Simon Calder, Travel Correspondent, The Independent
Simon’s presentation represents the consumer, and talked about how the consumer interacted with the travel sector over the past two years, identifying (the many) pain points in the consumer journey that have been experienced during the pandemic. Simon pointed out the confusion travelers suffered regarding the constantly changing travel rules they were subject to, with the UK having the most confusing, expensive, and onerous travel rules for some time.
Barriers to recovery for the travel sector, continued Simon include changing rules for passport regulations and airlines misleading customers with regards to the people who have been wrongly denied boarding due to the fact that their passport doesn’t have six months’ validity post travel, with Simon saying that in reality, it only has to be three months’ validity, but there is so much misinformation online that consumers are believing what they see. He could be soon that airlines, however, could be denied for soon a significant number of claims from customers who have been wrongly boarding in such situations.
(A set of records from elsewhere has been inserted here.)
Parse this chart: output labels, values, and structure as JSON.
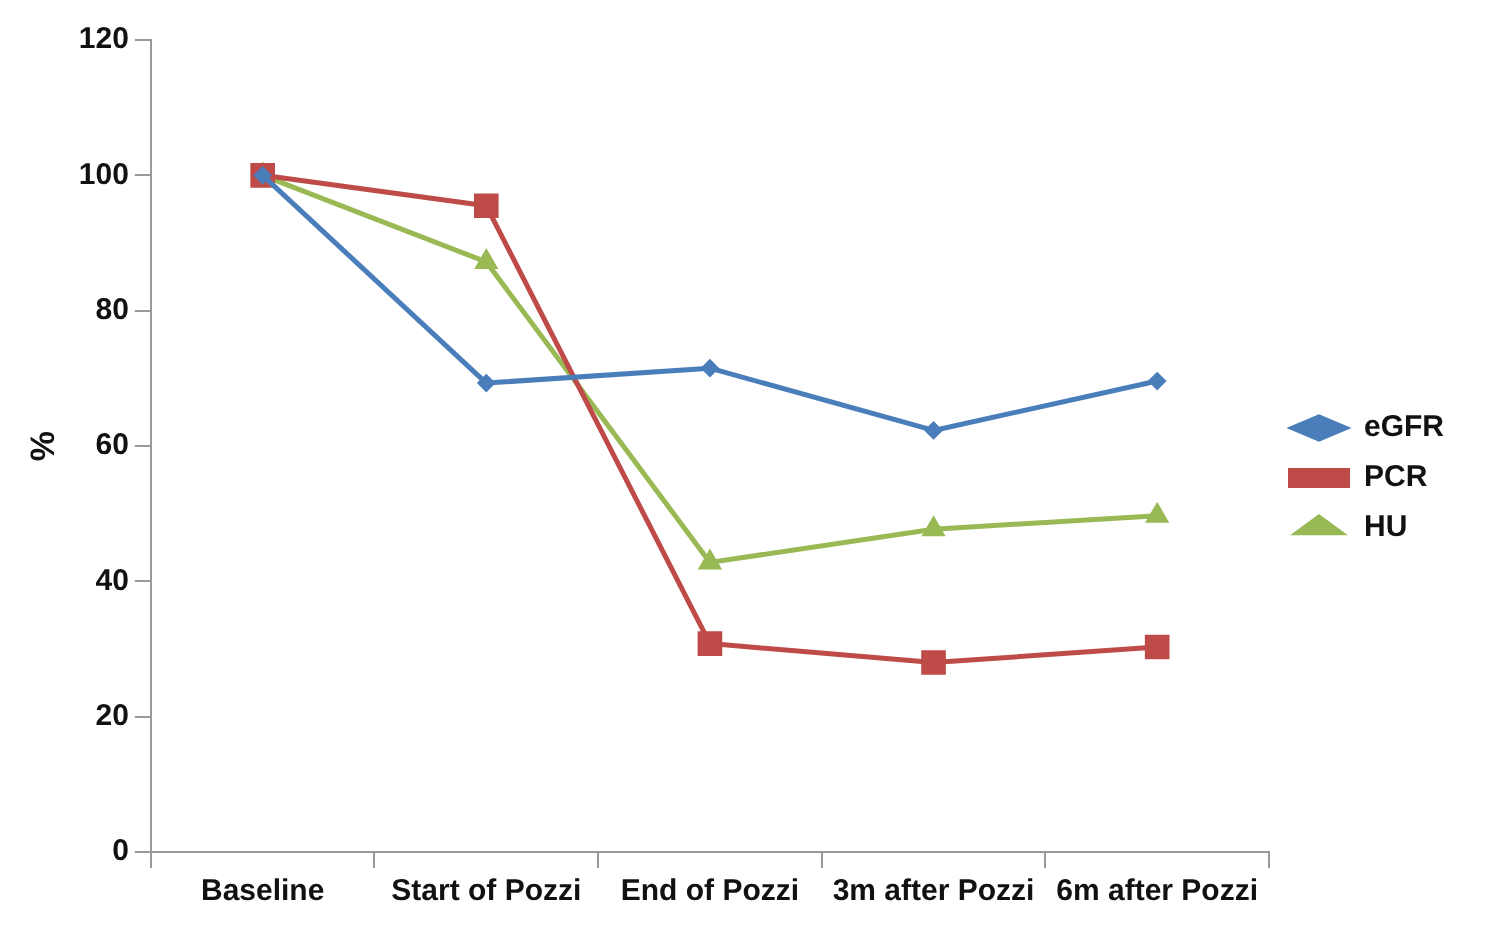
{
  "chart_data": {
    "type": "line",
    "ylabel": "%",
    "categories": [
      "Baseline",
      "Start of Pozzi",
      "End of Pozzi",
      "3m after Pozzi",
      "6m after Pozzi"
    ],
    "series": [
      {
        "name": "eGFR",
        "color": "#4a7ebb",
        "marker": "diamond",
        "values": [
          100,
          69.3,
          71.5,
          62.3,
          69.6
        ]
      },
      {
        "name": "PCR",
        "color": "#be4b48",
        "marker": "square",
        "values": [
          100,
          95.5,
          30.8,
          28.0,
          30.3
        ]
      },
      {
        "name": "HU",
        "color": "#98b954",
        "marker": "triangle",
        "values": [
          100,
          87.2,
          42.8,
          47.7,
          49.7
        ]
      }
    ],
    "ylim": [
      0,
      120
    ],
    "yticks": [
      0,
      20,
      40,
      60,
      80,
      100,
      120
    ],
    "grid": false,
    "legend": "right"
  }
}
Other barriers to recovery in the travel sector include the Russian invasion of Ukraine, and border crossings from UK ports.
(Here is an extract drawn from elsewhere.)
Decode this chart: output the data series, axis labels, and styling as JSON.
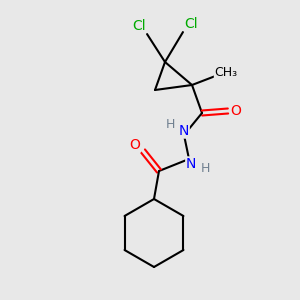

However, people are traveling once more in big numbers, said Simon. people are keen to read about holidays being canceled and flights going wrong – thousands of customers are suffering canceled flights on a daily basis due to staff shortage thanks to Covid, and these stories are frequently the most read stories on The Independent’s website. Meanwhile, Australia is making an appeal for temporary through its working holiday visa scheme, with offers of £10 flights for workers who fit the profile, showing how desperate the situation is for the travel and tourism sector in terms of a global shortage of workers .
Sian Brightey, Ombudsman Leader & Leah Nagle, Ombudsman Manager, Financial Ombudsman Service (FOS)
Sian and Leah’s presentation looked at travel insurance complaint volumes and themes, as well as offering insights through case study examples of the cases they have been working on. “The impact of Covid-19 on case volumes has been clear,” they said. In 2020/21, the FOS saw 8,175 converted travel insurance cases, while in 2021/22, there has been 2,120 and a complaint uphold rate of 42 per cent, which is higher than the previous two years. “The increase in the novel issues and constantly emerging trends faced by both the travel insurance industry and the FOS,” they said. Looking at how the FOS deals with the increasing volume of complaints, the FOS established internal cross-product working groups, increased engagement with key stakeholders and industry, and published a ‘key approaches’ document online.
The primary themes of the complaints seen by the FOS include premature cancellation of flights and holidays, ‘uncooperative’ travel agents, travelers being offered vouchers or the chance to rebook a flight or holiday instead of refunds, extended stay claims and premium refunds, as well as referrals to legal expenses insurances, policies that have a ‘gap’ in cover for changes to governmental travel advice and the definition of ‘essential’ travel.
Looking forward, the FOS considered how the travel insurance landscape might change in the future, the effect of companies withdrawing from the market, the impact of the Financial Conduct Authority’s Consumer Duty proposals, misrepresentation at point of sale and mid-term changes in material risk due to the health of the insured changing, and the effect of aggregator website sales on travel insurance premiums and coverage.